Économie durable : la location, cela peut aussi profiter aux entreprises

La campagne de Agence de l’environnement et de la maîtrise de l’énergie (Ademe), qui commence en cette fin du mois de novembre 2023, a été interprétée dès sa sortie comme dirigée contre la vente de biens de consommation, avec le personnage emblématique d’un « dévendeur » et son badge étiqueté sur sa poitrine. Si la campagne peut se comprendre du point de vue environnemental, elle a braqué les commerçants à un moment de l’année où ils comptent bien réaliser un important chiffre d’affaires, entre opérations promotionnelles du Black Friday et fêtes de Noël en perspectives.
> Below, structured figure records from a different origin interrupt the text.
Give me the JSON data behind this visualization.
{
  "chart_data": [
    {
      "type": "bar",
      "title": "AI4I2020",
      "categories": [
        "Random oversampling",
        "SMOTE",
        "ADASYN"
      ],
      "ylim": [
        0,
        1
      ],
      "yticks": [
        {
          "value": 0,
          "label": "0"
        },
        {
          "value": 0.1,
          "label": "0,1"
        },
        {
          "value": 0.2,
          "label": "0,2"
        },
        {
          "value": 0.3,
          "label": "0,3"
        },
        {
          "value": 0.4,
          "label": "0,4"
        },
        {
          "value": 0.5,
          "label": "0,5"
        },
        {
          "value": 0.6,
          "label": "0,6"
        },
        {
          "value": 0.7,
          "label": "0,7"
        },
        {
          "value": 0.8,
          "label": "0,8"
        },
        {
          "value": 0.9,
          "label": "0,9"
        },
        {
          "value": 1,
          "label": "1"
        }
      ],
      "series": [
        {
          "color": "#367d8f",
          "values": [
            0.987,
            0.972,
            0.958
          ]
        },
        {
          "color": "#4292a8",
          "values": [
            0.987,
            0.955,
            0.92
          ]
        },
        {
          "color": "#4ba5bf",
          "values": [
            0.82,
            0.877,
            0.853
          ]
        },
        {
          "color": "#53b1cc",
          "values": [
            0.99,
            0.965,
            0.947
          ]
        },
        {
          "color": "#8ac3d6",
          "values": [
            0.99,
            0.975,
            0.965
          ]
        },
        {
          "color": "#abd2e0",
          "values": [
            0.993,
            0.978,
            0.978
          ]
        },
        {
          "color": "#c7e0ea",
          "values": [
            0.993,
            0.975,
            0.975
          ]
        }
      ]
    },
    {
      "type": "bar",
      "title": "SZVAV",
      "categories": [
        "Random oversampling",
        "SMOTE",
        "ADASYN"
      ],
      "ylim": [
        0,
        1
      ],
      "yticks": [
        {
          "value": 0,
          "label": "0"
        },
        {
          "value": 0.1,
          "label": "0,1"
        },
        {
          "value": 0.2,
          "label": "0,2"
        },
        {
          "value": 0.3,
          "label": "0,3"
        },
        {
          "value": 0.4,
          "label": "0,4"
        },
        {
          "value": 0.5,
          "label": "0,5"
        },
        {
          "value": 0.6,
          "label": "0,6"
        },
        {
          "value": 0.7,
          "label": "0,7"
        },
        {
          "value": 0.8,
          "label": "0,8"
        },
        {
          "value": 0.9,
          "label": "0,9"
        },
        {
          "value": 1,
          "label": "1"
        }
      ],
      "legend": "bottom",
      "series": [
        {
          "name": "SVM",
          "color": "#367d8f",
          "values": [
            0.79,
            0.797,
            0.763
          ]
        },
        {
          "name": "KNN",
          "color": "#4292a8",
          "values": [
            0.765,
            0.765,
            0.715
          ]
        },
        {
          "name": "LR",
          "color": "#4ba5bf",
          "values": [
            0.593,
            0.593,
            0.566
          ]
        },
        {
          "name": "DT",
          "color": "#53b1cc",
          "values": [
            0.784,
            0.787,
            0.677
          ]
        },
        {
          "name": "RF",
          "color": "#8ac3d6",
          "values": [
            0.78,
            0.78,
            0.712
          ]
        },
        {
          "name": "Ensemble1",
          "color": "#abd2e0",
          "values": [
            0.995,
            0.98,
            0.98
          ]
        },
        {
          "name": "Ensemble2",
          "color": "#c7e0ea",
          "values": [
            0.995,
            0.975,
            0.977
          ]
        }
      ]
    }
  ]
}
La campagne a divisé jusqu’au sein du gouvernement. Le ministre de la Transition écologique, Christophe Béchu a ainsi « assumé » cette communication (qui reste maintenue malgré les demandes visant son retrait) tandis que le ministre de l’Économie et des Finances, Bruno Le Maire, l’a jugée « maladroite ».

En fait, la campagne peut être comprise comme visant à promouvoir d’abord une consommation plus raisonnée, avec en particulier la mise en avant du prêt (on peut toujours rêver…) mais surtout de la location des biens de consommation au détriment de la vente. Cela ne concerne évidemment que les biens durables car on ne peut bien entendu pas louer les biens non durables comme la nourriture.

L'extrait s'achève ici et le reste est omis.